BRASILIA — A huge oil spill off Brazil’s southern coast was the result of excessive pressure used by oil giant Chevron in drilling the sea floor, according to a report by police and prosecutors published by local media Tuesday.

The O Globo newspaper quoted Fabio Scliar, head of the environment unit of Brazil’s federal police department, as saying that the deep-water well “could not and should not have been drilled under the conditions presented in the area,” adding that an “absurd” amount of pressure was used at the site situated off the coast of Rio de Janeiro state.

“All indications are that a desire for profits led [Chevron] to take the prohibitive risk” of drilling at the site, Mr. Scliar concluded in the document, according to O Globo.

Brazil’s National Petroleum Agency (ANP), the country’s national oil regulator, has estimated that some 2,400 barrels of crude were spilled at the site.


Consumer watchdog warns new iPads are hot to handle

SAN FRANCISCO — A vaunted consumer watchdog organization on Tuesday warned that Apple’s new iPad is a bit hot to handle.

U.S. nonprofit product testing group Consumer Reports reported that the new-generation iPad with its more powerful processor hit temperatures as high as 116 degrees Fahrenheit, particularly when running video games.

“It does run warmer than its predecessor,” Consumer Reports spokesman James McQueen said of the third-generation iPad.

“People need to exercise caution,” he continued. “We are not saying it is a dangerous product, but 116 degrees can be a little uncomfortable.”

Consumer reports said the new iPad got about 12 degrees warmer than the iPad 2 tablet while performing the same intensive tasks, such as video games or downloading large files.

One rear corner of the new iPad appeared to be a hot spot.

Apple did not respond to Agence France-Presse requests for comment, but prior to the release of the Consumer Reports thermal analysis issued a public statement saying that the new iPad operates “well within our thermal specifications.”


Prosecutors probe ex-minister over central bank scandal

GENEVA — Swiss prosecutors have opened a criminal investigation against a former justice minister over a scandal that led to the country’s central bank chief quitting in January.

Prosecutors in the canton of Zurich say they are investigating Christoph Blocher on suspicion of breaching Swiss banking secrecy laws.

Mr. Blocher held the justice portfolio in Switzerland’s seven-member Cabinet from 2004 to 2007 and remains a leading figure in the nationalist Swiss People’s Party.

Prosecutors said in a statement Tuesday that they extended their existing probe against three other persons suspected of passing on confidential bank documents that implicated Swiss National Bank President Philipp Hildebrand in insider trading.

Mr. Hildebrand and the bank maintain his innocence.

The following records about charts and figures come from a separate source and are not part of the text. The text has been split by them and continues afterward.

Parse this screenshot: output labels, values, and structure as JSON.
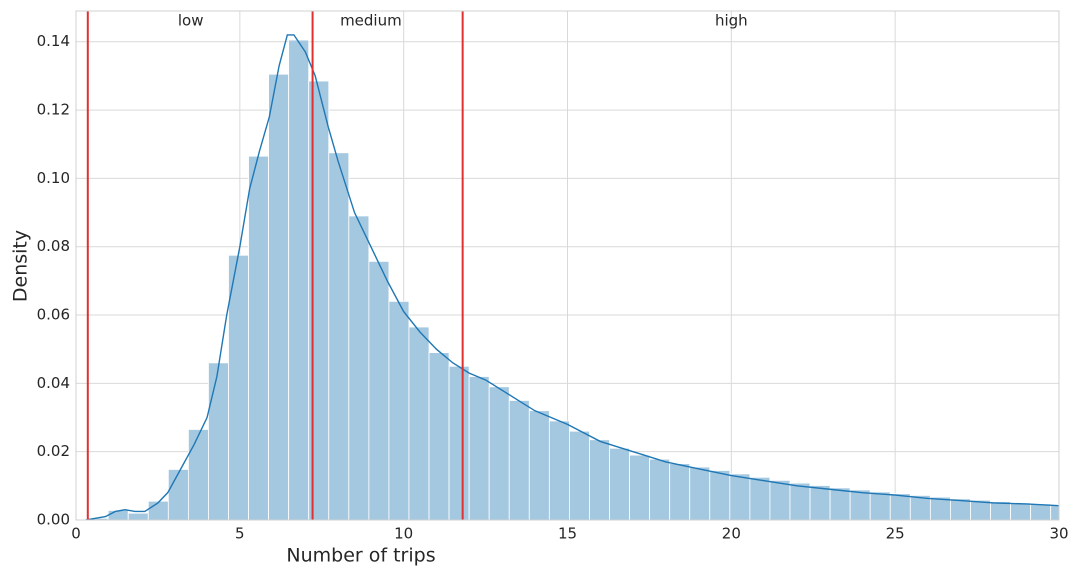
{
  "chart_data": {
    "type": "histogram",
    "xlabel": "Number of trips",
    "ylabel": "Density",
    "bins": [
      0.37,
      0.982,
      1.594,
      2.206,
      2.818,
      3.43,
      4.042,
      4.654,
      5.266,
      5.878,
      6.49,
      7.102,
      7.714,
      8.326,
      8.938,
      9.55,
      10.162,
      10.774,
      11.386,
      11.998,
      12.61,
      13.222,
      13.834,
      14.446,
      15.058,
      15.67,
      16.282,
      16.894,
      17.506,
      18.118,
      18.73,
      19.342,
      19.954,
      20.566,
      21.178,
      21.79,
      22.402,
      23.014,
      23.626,
      24.238,
      24.85,
      25.462,
      26.074,
      26.686,
      27.298,
      27.91,
      28.522,
      29.134,
      29.746,
      30.358
    ],
    "values": [
      0.0005,
      0.0028,
      0.002,
      0.0055,
      0.0148,
      0.0265,
      0.046,
      0.0775,
      0.1065,
      0.1305,
      0.1405,
      0.1285,
      0.1075,
      0.089,
      0.0757,
      0.064,
      0.0565,
      0.049,
      0.045,
      0.042,
      0.039,
      0.035,
      0.032,
      0.029,
      0.026,
      0.0235,
      0.021,
      0.019,
      0.0178,
      0.0165,
      0.0155,
      0.0145,
      0.0135,
      0.0125,
      0.0116,
      0.0108,
      0.0101,
      0.0094,
      0.0088,
      0.0082,
      0.0077,
      0.0072,
      0.0067,
      0.0062,
      0.0058,
      0.0054,
      0.005,
      0.0047,
      0.0044
    ],
    "color": "#a5c8e1",
    "kde": {
      "color": "#1f77b4",
      "x": [
        0.3,
        0.9,
        1.2,
        1.5,
        1.8,
        2.1,
        2.5,
        2.8,
        3.2,
        3.6,
        4.0,
        4.3,
        4.6,
        5.0,
        5.3,
        5.6,
        5.9,
        6.2,
        6.45,
        6.65,
        7.0,
        7.3,
        7.7,
        8.0,
        8.5,
        9.0,
        9.5,
        10,
        10.5,
        11,
        11.5,
        12,
        12.5,
        13,
        13.5,
        14,
        15,
        16,
        17,
        18,
        19,
        20,
        21,
        22,
        23,
        24,
        25,
        26,
        27,
        28,
        29,
        30
      ],
      "values": [
        0,
        0.001,
        0.0025,
        0.003,
        0.0025,
        0.0025,
        0.005,
        0.008,
        0.015,
        0.022,
        0.03,
        0.042,
        0.06,
        0.08,
        0.097,
        0.108,
        0.118,
        0.133,
        0.142,
        0.142,
        0.137,
        0.13,
        0.115,
        0.105,
        0.09,
        0.08,
        0.07,
        0.061,
        0.055,
        0.05,
        0.046,
        0.043,
        0.041,
        0.038,
        0.035,
        0.032,
        0.028,
        0.023,
        0.02,
        0.017,
        0.015,
        0.013,
        0.0115,
        0.01,
        0.009,
        0.008,
        0.0073,
        0.0063,
        0.0057,
        0.005,
        0.0047,
        0.0042
      ]
    },
    "vlines": {
      "color": "#e03030",
      "values": [
        0.36,
        7.22,
        11.8
      ]
    },
    "annotations": [
      {
        "text": "low",
        "x": 3.5,
        "y": 0.146
      },
      {
        "text": "medium",
        "x": 9.0,
        "y": 0.146
      },
      {
        "text": "high",
        "x": 20.0,
        "y": 0.146
      }
    ],
    "xlim": [
      0,
      30
    ],
    "xticks": [
      0,
      5,
      10,
      15,
      20,
      25,
      30
    ],
    "ylim": [
      0,
      0.149
    ],
    "yticks": [
      {
        "value": 0,
        "label": "0.00"
      },
      {
        "value": 0.02,
        "label": "0.02"
      },
      {
        "value": 0.04,
        "label": "0.04"
      },
      {
        "value": 0.06,
        "label": "0.06"
      },
      {
        "value": 0.08,
        "label": "0.08"
      },
      {
        "value": 0.1,
        "label": "0.10"
      },
      {
        "value": 0.12,
        "label": "0.12"
      },
      {
        "value": 0.14,
        "label": "0.14"
      }
    ],
    "grid": true
  }
}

Stamps mark 100 years since Titanic’s sinking

OTTAWA — Canada Post unveiled five stamps Tuesday to mark the centennial of the sinking of the RMS Titanic and the recovery of hundreds of victims by four Canadian ships.

Four domestic-rate stamps depict the White Star liner’s impressive bow and stern.

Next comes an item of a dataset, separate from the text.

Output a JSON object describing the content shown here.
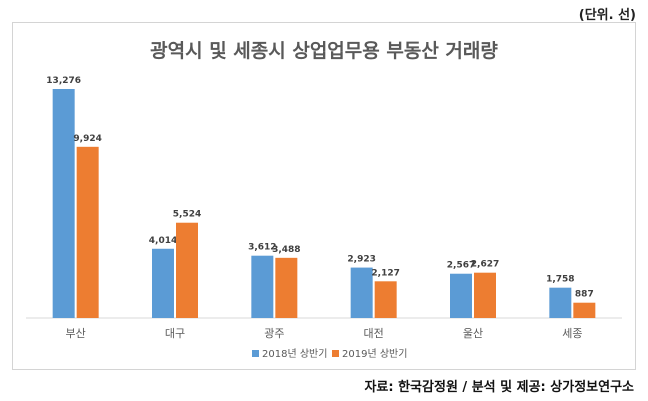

Another international-rate stamp shows the ship sailing on a calm ocean with a map tracing its maiden voyage across the Atlantic Ocean from Southampton to New York, and the spot 375 miles south of Newfoundland where it struck an iceberg and sank on April 15, 1912.

“This was the biggest man-made moving object on earth that after setting off on her maiden voyage hit an iceberg and ended in disaster,” said Dennis Page, an artist who helped design the stamps.

“I imagined myself standing below her bow looking up, which really gives that vantage point and perspective at how vast something like this could be.”

The biggest, most ambitious ship of the era, the Titanic was touted as unsinkable. Of the 2,224 people aboard on its maiden voyage, 1,514 perished in the disaster.

Survivors were conveyed by RMS Carpathia to New York while four Canadian ships left from Halifax port in easternmost Canada with embalming supplies, undertakers, and clergy to recover 328 bodies. Passing steamships also retrieved five more victims.